Practical Data Protection Compliance for Open-Source LLMs

AR:0001
Article

Practical Data Protection Compliance for Open-Source LLMs

AWO has a multi-disciplinary team of experts that include legal professionals, technology analysts, ethicists, and data scientists. Together we have identified some of the important data protection requirements under the GDPR for the development and use of open-source LLMs.

This has culminated in our paper, Practical Data Protection Compliance for Open-Source LLMs, which contains a comprehensive analysis of the data protection issues related to these models. A copy of the full paper can be downloaded here. We hope that this work proves a valuable contribution to the open-source community.
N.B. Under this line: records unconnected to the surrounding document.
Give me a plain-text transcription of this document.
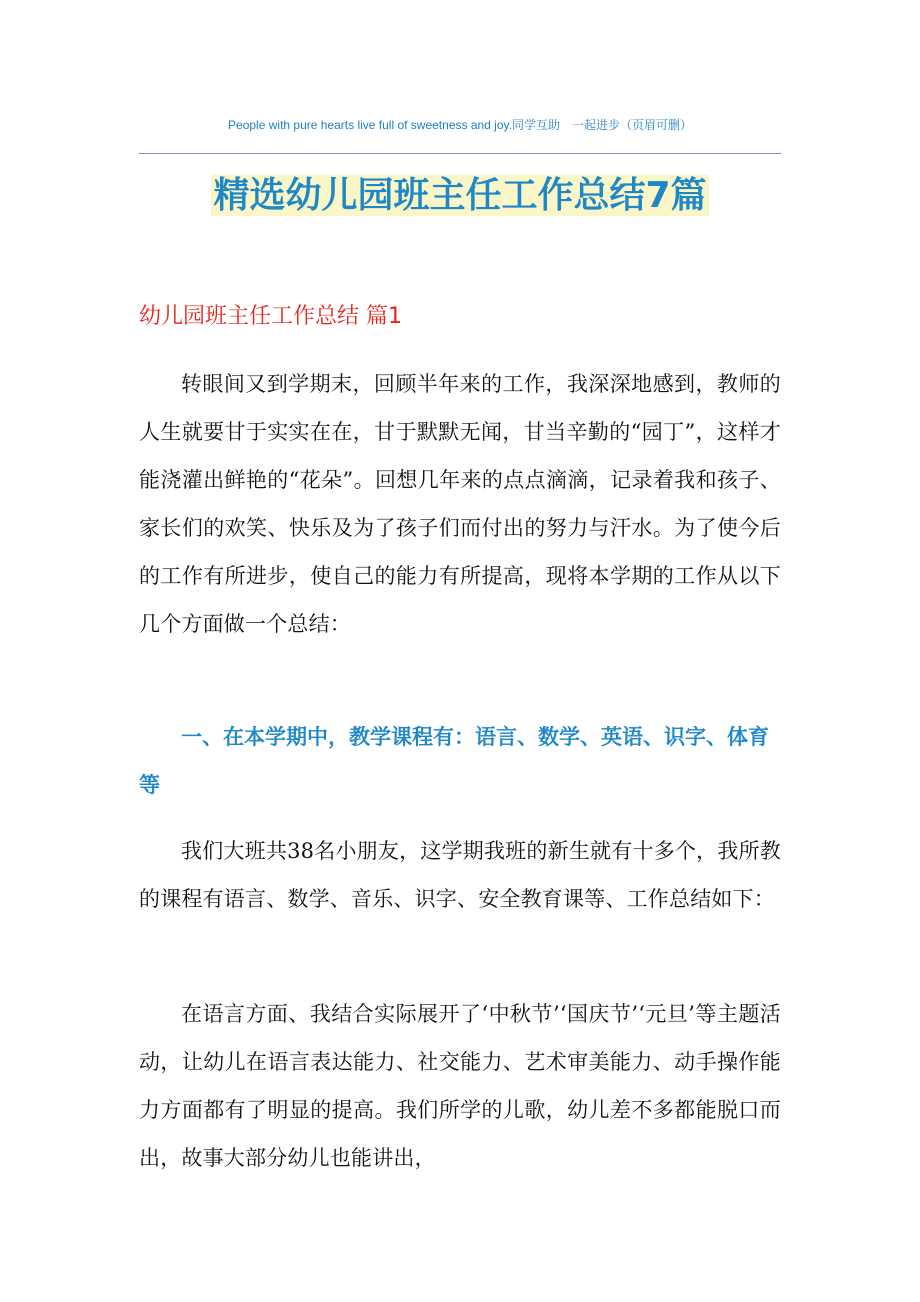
People with pure hearts live full of sweetness and joy.同学互助　一起进步（页眉可删）
精选幼儿园班主任工作总结7篇
幼儿园班主任工作总结 篇1

转眼间又到学期末，回顾半年来的工作，我深深地感到，教师的人生就要甘于实实在在，甘于默默无闻，甘当辛勤的“园丁”，这样才能浇灌出鲜艳的“花朵”。回想几年来的点点滴滴，记录着我和孩子、家长们的欢笑、快乐及为了孩子们而付出的努力与汗水。为了使今后的工作有所进步，使自己的能力有所提高，现将本学期的工作从以下几个方面做一个总结：

一、在本学期中，教学课程有：语言、数学、英语、识字、体育等

我们大班共38名小朋友，这学期我班的新生就有十多个，我所教的课程有语言、数学、音乐、识字、安全教育课等、工作总结如下：

在语言方面、我结合实际展开了‘中秋节’‘国庆节’‘元旦’等主题活动，让幼儿在语言表达能力、社交能力、艺术审美能力、动手操作能力方面都有了明显的提高。我们所学的儿歌，幼儿差不多都能脱口而出，故事大部分幼儿也能讲出，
This work demonstrates the expertise that our team can provide to organisations developing or using AI systems. Our algorithm governance advisory services support clients ranging from international organisations and start-ups developing responsible AI strategies to engineering and technical teams tasked with algorithm development. You can learn more about our service offering here and get in touch to discuss your needs. We also provide a monthly newsletter Algorithm Governance Roundup where we share technical and regulatory developments, job listings, publications, and advertise events.
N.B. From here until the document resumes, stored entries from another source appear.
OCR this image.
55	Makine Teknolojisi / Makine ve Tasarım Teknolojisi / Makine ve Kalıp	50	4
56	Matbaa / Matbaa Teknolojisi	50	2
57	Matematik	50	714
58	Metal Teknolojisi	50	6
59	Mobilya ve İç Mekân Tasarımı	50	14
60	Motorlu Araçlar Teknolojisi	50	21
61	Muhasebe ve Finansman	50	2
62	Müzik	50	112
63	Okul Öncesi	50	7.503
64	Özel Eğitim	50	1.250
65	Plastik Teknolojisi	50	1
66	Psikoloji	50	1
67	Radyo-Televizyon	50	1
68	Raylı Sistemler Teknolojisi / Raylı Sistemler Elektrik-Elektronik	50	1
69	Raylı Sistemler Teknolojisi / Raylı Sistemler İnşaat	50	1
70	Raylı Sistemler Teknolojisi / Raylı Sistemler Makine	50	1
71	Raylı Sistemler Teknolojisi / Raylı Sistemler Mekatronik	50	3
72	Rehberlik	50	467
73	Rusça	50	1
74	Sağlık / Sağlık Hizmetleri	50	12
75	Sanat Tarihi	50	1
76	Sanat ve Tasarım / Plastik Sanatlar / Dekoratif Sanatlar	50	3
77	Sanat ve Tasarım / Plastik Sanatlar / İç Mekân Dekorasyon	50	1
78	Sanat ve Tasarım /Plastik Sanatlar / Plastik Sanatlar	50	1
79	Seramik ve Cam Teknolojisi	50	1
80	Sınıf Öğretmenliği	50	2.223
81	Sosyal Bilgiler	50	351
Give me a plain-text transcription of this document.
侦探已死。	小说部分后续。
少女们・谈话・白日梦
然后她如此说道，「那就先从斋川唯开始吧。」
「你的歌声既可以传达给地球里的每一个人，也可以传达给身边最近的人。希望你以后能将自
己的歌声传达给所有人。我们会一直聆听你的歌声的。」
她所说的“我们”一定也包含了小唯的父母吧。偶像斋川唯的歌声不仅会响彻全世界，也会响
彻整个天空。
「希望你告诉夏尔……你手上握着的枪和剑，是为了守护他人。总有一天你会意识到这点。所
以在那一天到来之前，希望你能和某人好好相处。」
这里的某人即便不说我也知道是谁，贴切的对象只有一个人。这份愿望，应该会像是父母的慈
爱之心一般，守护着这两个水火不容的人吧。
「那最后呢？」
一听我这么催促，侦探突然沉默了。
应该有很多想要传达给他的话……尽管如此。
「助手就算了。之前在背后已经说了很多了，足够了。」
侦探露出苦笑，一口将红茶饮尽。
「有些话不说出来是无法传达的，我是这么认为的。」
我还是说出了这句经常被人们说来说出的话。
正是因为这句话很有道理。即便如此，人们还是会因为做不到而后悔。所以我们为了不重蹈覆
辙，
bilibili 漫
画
Key Issues Impacting Open-Source LLM Development and Use

Open-source LLMs have grown in capability and prominence. An increasing number of organisations have opted to use such models within their own environments and leverage their customisability to tailor them to a range of tasks. However, while open-source LLMs possess several key advantages, both developers and users must consider the data protection implications.

Key Issues for Developers

  • The processing of personal data needs an appropriate legal basis. This applies to both the training data collected for the development of LLMs pre-deployment and any user prompts collected for further training and service improvement post-deployment.
  • Information must be provided explaining what personal data about data subjects is processed and where that data has been collected from. This information must be provided before or at least at the time the model is used by data subjects.
  • Requests made by data subjects based on their rights afforded under data protection law must be fulfilled. Among these rights include the right of access, the right to be forgotten, the right to restriction of processing and the right to object.
  • Personal data processed must be accurate and every reasonable step must be taken to delete or rectify any inaccurate personal data. Furthermore, data subjects have the right to have inaccurate personal data about them rectified without undue delay.
  • Appropriate security measures must be in place to ensure the confidentiality, integrity and availability of personal data processed. In particular, such measures must protect against unauthorised or unlawful processing, as well as against accidental loss, destruction or damage.

Key Issues for Users

  • Before using an open-source LLM, organisations should carry out due diligence to ensure that the developer is compliant with data protection law. This should also be combined with policies to ensure that use of the model by the organisation is compliant.
  • The use of open-source LLMs within an organisation involving the processing of personal data needs to be supported by a specified, explicit and legitimate purpose. Organisations must therefore carefully consider the reasons for deploying and using an open-source LLM.
  • If choosing to use an open-source LLM that processes the personal data of those who use it, there needs to be an appropriate legal basis for such processing.
  • Information must be provided explaining what personal data about data subjects is processed when using the model. This information must be provided before or at least at the time the model is used by data subjects.